The boss sat me down one day and, not in crappy way, asked me if I wanted to still do my job. He said he'd felt like this before when he was younger and he's had to ake the decsion to stay or go. Of course I took it at the time as me against him and in my head, vowed to prove him wrong, although years later I realised he'd just been totally straight with his advice and had not wanted me out.
I knuckled down, did well and turned things around to the point where I was the darling. But then I got all sad and wanton again and then really didn't know what to do; the missus was pregnant, house prices had slumped so selling up wasn't an option and we didn't know what to do.
Fortunately, the boss once again had one of his epiphanies (based on a seed of an idea I'd given him four years before) and promoted me to photographic manager at the company.
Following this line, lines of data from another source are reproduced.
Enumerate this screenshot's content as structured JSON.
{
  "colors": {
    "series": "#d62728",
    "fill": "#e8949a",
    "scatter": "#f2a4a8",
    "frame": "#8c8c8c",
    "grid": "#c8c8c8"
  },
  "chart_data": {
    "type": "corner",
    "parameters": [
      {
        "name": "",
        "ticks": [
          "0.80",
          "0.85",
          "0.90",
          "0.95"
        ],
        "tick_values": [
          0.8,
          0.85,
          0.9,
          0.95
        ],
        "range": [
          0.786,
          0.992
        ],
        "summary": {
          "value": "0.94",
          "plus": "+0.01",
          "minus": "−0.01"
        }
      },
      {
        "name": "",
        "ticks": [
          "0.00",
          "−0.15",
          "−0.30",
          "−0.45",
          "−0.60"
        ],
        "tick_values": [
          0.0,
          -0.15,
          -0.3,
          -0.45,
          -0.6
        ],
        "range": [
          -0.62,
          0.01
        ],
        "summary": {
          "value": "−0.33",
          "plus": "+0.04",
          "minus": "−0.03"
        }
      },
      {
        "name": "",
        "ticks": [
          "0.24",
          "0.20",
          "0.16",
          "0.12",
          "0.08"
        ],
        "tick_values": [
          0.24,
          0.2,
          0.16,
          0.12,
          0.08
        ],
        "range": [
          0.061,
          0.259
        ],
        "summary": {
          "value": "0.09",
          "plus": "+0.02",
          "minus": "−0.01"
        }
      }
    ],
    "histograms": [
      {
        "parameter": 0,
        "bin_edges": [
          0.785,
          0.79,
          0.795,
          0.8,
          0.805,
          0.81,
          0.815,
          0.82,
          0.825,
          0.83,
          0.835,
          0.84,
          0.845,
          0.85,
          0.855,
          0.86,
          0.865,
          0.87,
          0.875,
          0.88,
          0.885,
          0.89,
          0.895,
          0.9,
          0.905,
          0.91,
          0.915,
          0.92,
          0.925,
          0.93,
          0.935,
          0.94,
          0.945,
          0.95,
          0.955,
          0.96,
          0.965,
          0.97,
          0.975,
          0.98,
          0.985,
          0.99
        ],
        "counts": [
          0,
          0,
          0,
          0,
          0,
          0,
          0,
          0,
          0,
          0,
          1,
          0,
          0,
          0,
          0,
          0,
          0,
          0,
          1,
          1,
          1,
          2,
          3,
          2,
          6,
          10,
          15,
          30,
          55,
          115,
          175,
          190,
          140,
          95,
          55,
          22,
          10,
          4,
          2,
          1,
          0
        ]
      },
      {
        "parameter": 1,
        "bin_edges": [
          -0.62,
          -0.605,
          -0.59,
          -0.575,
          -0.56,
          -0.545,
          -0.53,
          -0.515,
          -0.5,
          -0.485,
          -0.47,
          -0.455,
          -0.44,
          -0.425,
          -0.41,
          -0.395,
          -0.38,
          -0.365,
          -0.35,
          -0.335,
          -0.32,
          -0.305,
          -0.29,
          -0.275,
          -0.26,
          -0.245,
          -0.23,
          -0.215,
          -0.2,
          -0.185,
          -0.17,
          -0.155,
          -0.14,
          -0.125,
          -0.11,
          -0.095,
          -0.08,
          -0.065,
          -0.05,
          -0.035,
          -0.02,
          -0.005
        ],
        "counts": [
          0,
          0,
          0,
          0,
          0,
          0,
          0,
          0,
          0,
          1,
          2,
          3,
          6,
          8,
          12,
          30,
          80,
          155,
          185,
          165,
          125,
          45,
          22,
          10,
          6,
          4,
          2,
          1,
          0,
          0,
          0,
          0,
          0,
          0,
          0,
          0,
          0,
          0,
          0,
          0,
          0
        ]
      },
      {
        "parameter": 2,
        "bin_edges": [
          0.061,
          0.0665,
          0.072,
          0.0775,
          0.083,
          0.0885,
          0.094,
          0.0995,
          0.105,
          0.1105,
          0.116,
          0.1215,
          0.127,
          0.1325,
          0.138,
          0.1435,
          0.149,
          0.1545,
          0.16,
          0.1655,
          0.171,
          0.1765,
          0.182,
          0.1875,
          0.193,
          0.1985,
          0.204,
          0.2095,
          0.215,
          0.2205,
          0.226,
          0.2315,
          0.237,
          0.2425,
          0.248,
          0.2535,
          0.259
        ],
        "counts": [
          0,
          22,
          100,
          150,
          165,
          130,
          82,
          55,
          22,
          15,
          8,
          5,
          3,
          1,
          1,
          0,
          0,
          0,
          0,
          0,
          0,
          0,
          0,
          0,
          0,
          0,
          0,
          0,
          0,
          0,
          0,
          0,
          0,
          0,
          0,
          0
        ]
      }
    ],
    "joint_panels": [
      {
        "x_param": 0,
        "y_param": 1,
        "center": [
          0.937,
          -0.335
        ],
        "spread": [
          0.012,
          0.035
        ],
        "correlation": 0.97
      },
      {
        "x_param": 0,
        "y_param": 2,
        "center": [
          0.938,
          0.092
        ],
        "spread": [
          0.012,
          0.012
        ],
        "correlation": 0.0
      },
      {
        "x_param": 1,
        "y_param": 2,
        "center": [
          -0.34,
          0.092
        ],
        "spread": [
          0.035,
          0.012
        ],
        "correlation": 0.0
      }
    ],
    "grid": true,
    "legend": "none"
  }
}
Now I get to shoot 5-day-a-week, I'm salaried and am in a pretty safe and stable position.
It sounds like a bit of a fairy tale when I look back on it and I suppose the key thing is all along I've been privileged; from getting into the angling industry, to becoming the youngest editor of a national fishing magazine, through to using the skills I spent three years at uni honing and putting them into practise in a job I know love.
I've had it easy I suppose with regard to the photography job, but there's a part of me that knows for sure the boss gave me the job because I was the best person he could have employed. Could I have made the step on my own? Maybe, maybe not but the change at a time when the economy was crumbling (stepping into a 'made-up' position is scary) was big and proved that the move was essential.
Whether someone hands the change to you on a plate or you have to make the first move, that's irrelevant; if things stack up right then what's to lose?